As an example of the practical design-oriented approach of Allievi’s treatise, the case of the Watt mechanism is shown in Fig. 12, reproducing Figs. 105–107 of the treatise.

Fig. 12
figure 12

Schemes and solutions for a practical approach to designing an approximate straight-line mechanism with a Watt coupler curve from Allievi’s treatise

The Watt mechanism of Fig. 106 is a mechanism whose coupler curve is used with three inflections coinciding at a point to give pseudo-undulations. The three inflections can be separated by means of enlarging or shortening the cranks, as stated by a proposed mathematical characterization of the corresponding mechanism series, and therefore it is possible to obtain an excursion of the approximate straight-line trajectory as long as required for a design application. In particular, considering Fig. 105 in Fig. 12 and referring to the table in Fig. 7, Allievi deduces the following proposition: ‘once the inflections are separated, if the cranks are fixed with length (m2 + n2)½, the two extremity inflections are located at a distance + n from the central inflection, by being m the crank length and 4n the distance between them’ (pg. 150). Similar considerations can be applied to a slider-crank mechanism of the fourth class to obtain the solution in Fig. 107 of the treatise as an efficient alternative to the Watt mechanism in Fig. 106, as shown in this Chapter’s Fig. 12.

4 Modern Significance and Circulation

The work of Allievi can still be considered of modern significance and even of practical interest, both for investigation and application in Mechanism Design. In fact, the treatise on Kinematics of Planar Couplers is still known worldwide nowadays and is cited in research reports as a background or inspirational source.

After a period of oblivion, the work by Allievi has come to be considered some of the most brilliant results of the vigorous activity of Italian kinematicians in the 19th century, as pointed out in Ceccarelli (2000).

Just after its publication, the work circulated mainly within Italian circles, largely because of the language barrier. But it was soon forgotten for a long period, at least as an explicit reference. However, it was subsequently rediscovered, mainly because of international studies, and came once again to be appreciated as a significant contribution.

Since the 1940s, it has been considered as a basic reference, mainly in the German literature. For example, Richard De Jonge cited ‘Cinematica della biella piana’ with great emphasis in De Jonge (1940, 1943), and thus brought this reference to the attention of the U.S.A. As a result, Allievi’s work was reconsidered and circulated all around the world, as indicated for example by the references to it in Hain (1967), Hunt (1978) and Nieto (1978).
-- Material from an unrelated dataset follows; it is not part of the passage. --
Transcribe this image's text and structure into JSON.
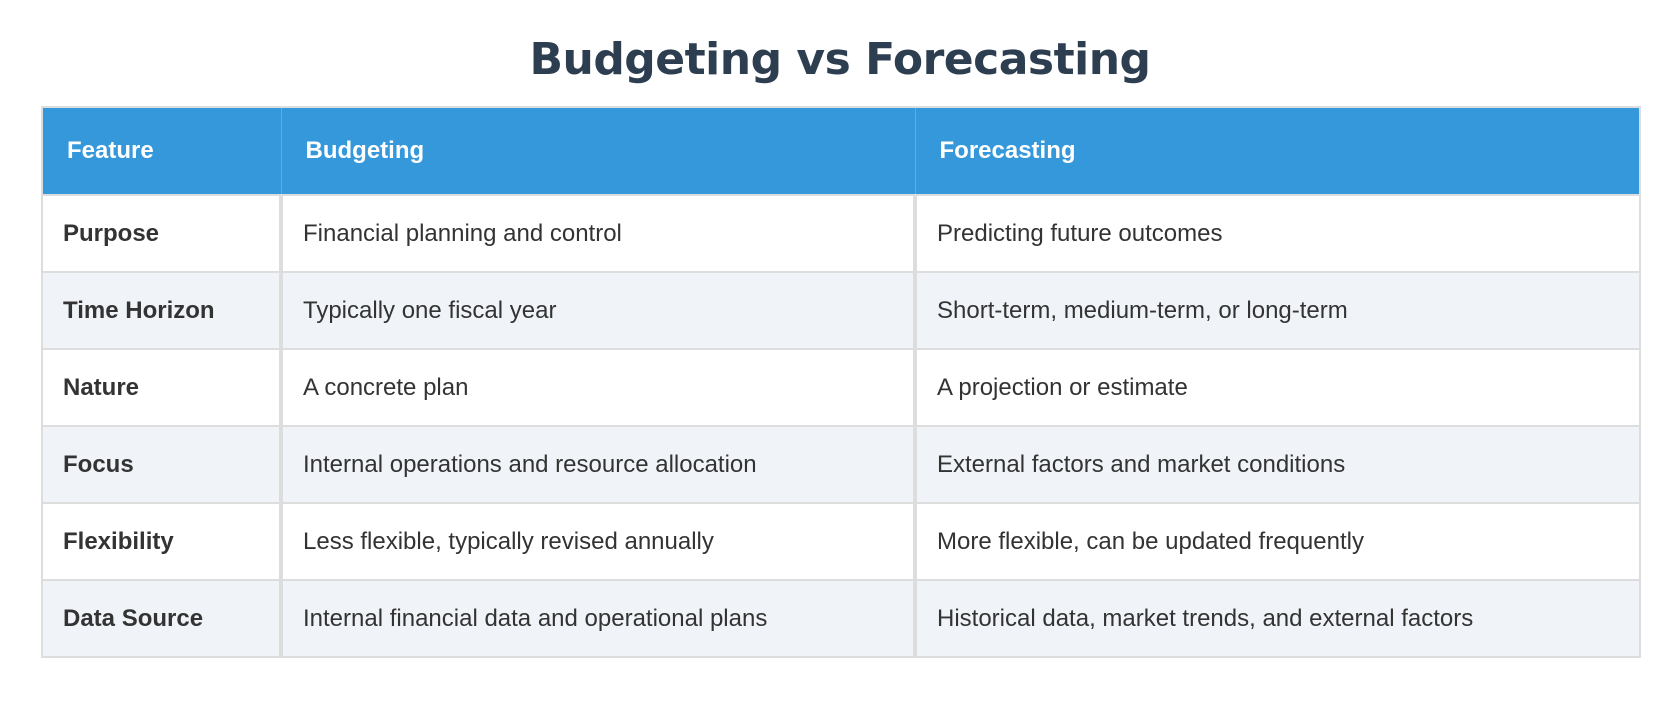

The importance of Allievi’s treatment has been recognized in its analytical developments, mainly for the derivation of the Burmester points in four-bar mechanisms, both from an historical viewpoint, as in (Nolle 1974), and as technical modern formulation in (Freudenstein and Sandor 1961). The work has garnered great attention and stimulated further investigations into the stationary points of the coupler points of coupler curves, even though it has not been explicitly cited.

Nowadays, ‘Cinematica della biella piana’ is still referenced from an historical viewpoint, as for example in (Angeles 1997, Ceccarelli 1999, 2001 and 2004). Emblematic of this renewed interest is the fact that it led to an anastatic reproduction of Allievi’s treatise by CFR (FIAT Research Center) in 1999, (CFR 1999), an indication of the significance of Allievi’s approach even in the modern field of industrial applications.

The work of Allievi has been influential in the development towards a modern discipline of Mechanism Design, as recognized in the edited book (Erdman 1993) celebrating Professor Freudenstein. Even today, it is considered an inspiration, as indicated in textbooks, for example, (McCharty 2000), in journal papers for example (Pennock 2008), and conference events, for example (Chicurel 2011).

5 Conclusions

Lorenzo Allievi was an engineering practitioner with a strong formational background in MMS and a life-long interest in the theory of mechanical engineering aspects. Allievi’s book on Kinematics of Planar Couplers is a milestone work in modern Mechanism Kinematics with its rigorous theory, complete with applications in practical mechanism designs.